Free, who was born, raised and has lived much of her life in Richmond Hill, recalled when church members held Mass in the old courthouse annex near the intersection of Highways 144 and 17. Today’s groundbreaking marked a milestone for Free.
“It’s so very important for our community,” she said. “We are so proud of our church. I love little St. Anne’s, but we’ve outgrown it. And I’m just so supportive of Father (Joseph Smith) for promoting this. It’ll take us a little while to take care of the payment on it. But we’re working on it.”
The church is being built by Augusta-based R.W.Allen.
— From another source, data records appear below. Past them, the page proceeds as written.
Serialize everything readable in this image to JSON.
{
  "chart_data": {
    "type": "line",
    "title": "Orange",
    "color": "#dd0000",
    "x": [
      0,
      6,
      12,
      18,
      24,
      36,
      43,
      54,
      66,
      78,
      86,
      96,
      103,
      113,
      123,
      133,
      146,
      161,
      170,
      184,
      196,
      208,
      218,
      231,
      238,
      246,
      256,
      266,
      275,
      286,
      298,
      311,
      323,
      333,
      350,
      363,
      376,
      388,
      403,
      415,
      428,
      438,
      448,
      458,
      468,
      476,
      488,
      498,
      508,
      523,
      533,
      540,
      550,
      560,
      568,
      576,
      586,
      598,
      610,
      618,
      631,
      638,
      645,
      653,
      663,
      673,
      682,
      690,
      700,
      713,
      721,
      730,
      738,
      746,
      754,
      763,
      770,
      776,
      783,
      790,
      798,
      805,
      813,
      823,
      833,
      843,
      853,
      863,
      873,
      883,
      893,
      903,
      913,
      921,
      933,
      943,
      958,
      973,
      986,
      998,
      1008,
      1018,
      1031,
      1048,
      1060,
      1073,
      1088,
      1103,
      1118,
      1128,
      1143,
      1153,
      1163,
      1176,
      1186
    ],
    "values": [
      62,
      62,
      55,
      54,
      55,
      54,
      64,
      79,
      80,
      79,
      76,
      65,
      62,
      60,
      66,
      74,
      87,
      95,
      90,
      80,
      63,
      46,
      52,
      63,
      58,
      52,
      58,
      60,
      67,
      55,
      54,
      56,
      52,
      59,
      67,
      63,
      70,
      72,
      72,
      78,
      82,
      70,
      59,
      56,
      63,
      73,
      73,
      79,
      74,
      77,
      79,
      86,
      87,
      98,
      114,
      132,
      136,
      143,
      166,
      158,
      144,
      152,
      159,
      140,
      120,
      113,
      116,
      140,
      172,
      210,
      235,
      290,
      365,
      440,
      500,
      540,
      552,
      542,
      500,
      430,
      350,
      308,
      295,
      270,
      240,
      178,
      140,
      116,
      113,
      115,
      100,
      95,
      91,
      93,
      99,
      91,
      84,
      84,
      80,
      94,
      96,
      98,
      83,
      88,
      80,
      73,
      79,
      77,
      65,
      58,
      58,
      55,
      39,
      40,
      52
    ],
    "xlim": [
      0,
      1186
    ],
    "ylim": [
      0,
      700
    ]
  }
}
The new sanctuary was designed by the Boudreaux Group of Columbia, S.C., and was designed to include an 86-foot-tall bell tower, which, when built, will be the tallest structure in Richmond Hill.
“It’s going to be a beautiful church, it really is,” Free said. “This is a big day for all of Richmond Hill.”
Smith led the ceremony, which included various church dignitaries and spiritual leaders — including Bishop Gregory Hartmayer and Bishop Kevin Boland, and former St. Anne pastor Father Douglas Clark — representatives of the church, the contractors and Sun Trust, which is helping finance the construction.
“Humbly, we ask he good Lord’s blessing on everything we do here,” Smith said. “Not just for the community at St. Anne now, but for the future community, and the Catholic church in South Bryan County as it strives to grow and continues to grow.”
The groundbreaking, was followed by a Mass in the current sanctuary and a reception.
Paula Swann, who teaches at Blessed Sacrament where her children attend school, said her family comes from Savannah to attend St. Anne.
“We drive past four other Catholic churches to be here,” she said. “We come to this church because we love the people, love the pastor.”